A couple of recipes got my partner and I through this pandemic. We ate a lot of fried rice made with vegetables swirled around in the fridge and occasionally buffered by shrimp. We made lots of curries, eggs on roasted vegetables or veggies, and frozen dumplings. Most Sundays consisted of choosing a recipe – something sturdy and familiar to us, that would be kept in the refrigerator and warmed up well all week – and making enough to hold us up for lunch and dinner. And when we didn’t have the energy, we would order a lot to take away.
I imagine our house looks very much like yours, and it is this monotony that has made most of my friends and colleagues all of them flee once the pandemic is „over” (there is no real consensus on what that means) kitchens as soon as possible for restaurants. And I will too. But after having cooked decent, stretchy meals for two for over a year and familiarized myself with the menus of almost every restaurant within a 10 block radius, all I want to do is cook something huge, fabulous, and multi-course that I would never have only do for two. I want to have dinner parties.

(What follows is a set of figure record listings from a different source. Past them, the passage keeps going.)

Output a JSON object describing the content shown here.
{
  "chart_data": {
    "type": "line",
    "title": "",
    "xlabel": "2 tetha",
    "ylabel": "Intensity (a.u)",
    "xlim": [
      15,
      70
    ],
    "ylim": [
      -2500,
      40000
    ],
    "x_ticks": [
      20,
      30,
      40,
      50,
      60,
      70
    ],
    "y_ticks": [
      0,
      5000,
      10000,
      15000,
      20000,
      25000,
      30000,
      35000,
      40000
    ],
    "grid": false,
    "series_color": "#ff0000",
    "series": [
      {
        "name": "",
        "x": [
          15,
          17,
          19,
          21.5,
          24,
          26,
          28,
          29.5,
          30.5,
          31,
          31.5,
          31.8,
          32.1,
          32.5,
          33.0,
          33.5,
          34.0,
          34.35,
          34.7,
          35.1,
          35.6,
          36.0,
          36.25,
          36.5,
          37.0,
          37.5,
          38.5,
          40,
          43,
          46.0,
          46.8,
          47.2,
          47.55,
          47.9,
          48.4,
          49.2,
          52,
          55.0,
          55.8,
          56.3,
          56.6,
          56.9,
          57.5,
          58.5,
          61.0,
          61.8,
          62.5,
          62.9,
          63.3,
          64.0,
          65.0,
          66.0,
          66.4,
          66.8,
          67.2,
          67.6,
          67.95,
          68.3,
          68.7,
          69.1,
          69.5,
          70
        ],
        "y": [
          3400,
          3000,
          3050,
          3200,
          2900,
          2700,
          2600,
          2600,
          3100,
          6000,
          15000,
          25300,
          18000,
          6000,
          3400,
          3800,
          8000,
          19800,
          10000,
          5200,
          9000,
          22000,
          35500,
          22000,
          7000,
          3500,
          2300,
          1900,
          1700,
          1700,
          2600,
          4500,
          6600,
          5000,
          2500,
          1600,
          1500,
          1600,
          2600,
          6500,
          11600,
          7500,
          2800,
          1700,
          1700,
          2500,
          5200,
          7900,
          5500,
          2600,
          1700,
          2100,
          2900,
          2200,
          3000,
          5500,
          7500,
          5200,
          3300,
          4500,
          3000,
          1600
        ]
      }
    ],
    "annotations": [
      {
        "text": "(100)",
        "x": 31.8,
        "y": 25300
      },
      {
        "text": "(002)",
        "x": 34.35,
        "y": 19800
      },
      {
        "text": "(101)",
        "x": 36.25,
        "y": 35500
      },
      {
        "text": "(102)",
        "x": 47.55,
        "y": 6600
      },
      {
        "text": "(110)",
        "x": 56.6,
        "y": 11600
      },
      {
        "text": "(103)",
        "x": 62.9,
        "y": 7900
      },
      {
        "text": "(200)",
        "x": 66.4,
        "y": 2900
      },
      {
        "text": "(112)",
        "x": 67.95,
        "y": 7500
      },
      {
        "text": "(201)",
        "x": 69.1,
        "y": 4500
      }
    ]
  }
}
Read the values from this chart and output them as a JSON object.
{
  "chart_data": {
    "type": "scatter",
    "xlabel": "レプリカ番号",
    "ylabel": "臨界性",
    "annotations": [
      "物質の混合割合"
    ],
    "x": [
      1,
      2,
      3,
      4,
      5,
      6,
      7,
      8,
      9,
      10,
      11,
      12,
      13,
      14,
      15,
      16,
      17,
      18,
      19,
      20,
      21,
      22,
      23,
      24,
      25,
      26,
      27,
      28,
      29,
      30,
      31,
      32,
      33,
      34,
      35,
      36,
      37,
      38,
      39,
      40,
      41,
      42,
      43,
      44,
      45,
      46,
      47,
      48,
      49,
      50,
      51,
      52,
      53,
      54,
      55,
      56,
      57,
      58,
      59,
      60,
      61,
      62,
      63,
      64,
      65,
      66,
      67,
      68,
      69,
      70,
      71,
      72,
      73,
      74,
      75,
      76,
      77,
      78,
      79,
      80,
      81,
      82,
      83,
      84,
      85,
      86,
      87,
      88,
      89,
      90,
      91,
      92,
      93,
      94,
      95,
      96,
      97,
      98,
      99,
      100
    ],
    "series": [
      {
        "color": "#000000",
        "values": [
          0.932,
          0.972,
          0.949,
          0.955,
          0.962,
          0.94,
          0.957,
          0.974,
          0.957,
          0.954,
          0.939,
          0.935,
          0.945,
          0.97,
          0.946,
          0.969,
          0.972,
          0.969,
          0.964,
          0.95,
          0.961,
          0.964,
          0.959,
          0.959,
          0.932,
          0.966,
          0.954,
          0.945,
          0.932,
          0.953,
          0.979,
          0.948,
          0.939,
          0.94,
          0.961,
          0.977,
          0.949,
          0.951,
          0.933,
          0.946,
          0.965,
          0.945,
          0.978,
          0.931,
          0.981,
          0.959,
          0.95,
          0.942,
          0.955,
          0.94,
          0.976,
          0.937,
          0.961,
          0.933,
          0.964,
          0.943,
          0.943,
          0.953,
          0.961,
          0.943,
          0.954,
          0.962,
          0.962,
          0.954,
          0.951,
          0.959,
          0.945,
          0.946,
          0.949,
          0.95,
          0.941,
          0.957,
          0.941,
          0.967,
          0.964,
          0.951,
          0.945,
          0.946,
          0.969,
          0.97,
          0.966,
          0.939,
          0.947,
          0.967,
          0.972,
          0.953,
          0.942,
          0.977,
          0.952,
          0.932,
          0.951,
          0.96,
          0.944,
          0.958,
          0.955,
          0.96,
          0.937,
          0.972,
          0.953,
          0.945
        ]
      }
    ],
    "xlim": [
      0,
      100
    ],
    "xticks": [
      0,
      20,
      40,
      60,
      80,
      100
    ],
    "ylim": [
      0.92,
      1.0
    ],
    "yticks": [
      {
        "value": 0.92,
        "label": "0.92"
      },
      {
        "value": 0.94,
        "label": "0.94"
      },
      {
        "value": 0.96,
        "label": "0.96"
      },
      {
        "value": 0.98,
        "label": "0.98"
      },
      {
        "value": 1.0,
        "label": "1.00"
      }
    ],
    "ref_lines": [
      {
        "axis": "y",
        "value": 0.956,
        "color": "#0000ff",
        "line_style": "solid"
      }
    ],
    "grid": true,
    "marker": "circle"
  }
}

I always intended to become a regular host for a dinner party one day. I still remember the summer night when a couple of us came over for corn and tomato salad and Homemade vanilla ice cream with a warm peel and cherry compote on top. The fruits and vegetables were all from our CSA, and I think there was basil in there somewhere that we had planted on our balcony. Our friends raved about it, and I felt a sense of pride and joy that I rarely felt about other accomplishments. I wanted to cook more things that didn’t just feel like stews for the gal on the go.
It also felt so grown up, so much Ruth Reichl, not only to cook recipes with longer lists of ingredients, but also to be able to plan and plan the cooking of a small feast. I introduced myself to my partner and suddenly I knew which salad dressings would go with which starters, the essentials to soak beans or ribs overnight, or to know when to start the pizzas so that they weren’t cold at the time The rest of the meal was ready. After all, I thought, this is how all my meals would be.
But the pandemic has further cemented my tendencies to cook to the minimum. Like others, I have lost some level of curiosity and perseverance, with the will to thrive being replaced by the will to survive. It’s not that food was just for a living, but if my partner and I were just cooking for each other, who were we trying to impress?
I’ve spent much of the pandemic telling myself things I wanted to do because situational depression works so often. Anything that would please me felt too impractical, too ostentatious, or too much trouble for an ultimately fleeting experience at a time when thousands suffered and died. Yes, I could cook a four course meal with a whole cake for dessert, but after we eat it we would still be in our art, the only two people we ever see, and now with three quarters of a cake out how to save. I don’t even like cake that much. What a waste.
But lately I’ve been looking through my cookbooks and imagining the meals that I could excitedly put together. I could do a whole French Festival of Julia Childor spend a day doing Nik Sharmas Goan chorizoor do one a hundred dumplings and summer borscht from the Veselka cookbook. I suddenly want to search the internet for ingredients that I somehow can’t find in the five international markets in my neighborhood. I want to practice Dumpling folding techniques and make a roux. And all because there is now the promise to be able to do it for other people.
It’s not just that I want to impress my friends (I love it, please) or that I want to celebrate the fact that other people will be back in my house. The truth is, there is a whole world of recipes that aren’t for two or for leftovers that I couldn’t cook in for so long. I look forward to eating picky meals again that will have to be devoured that evening. After all, it feels like I don’t just have to be practical, I have to cook for joy.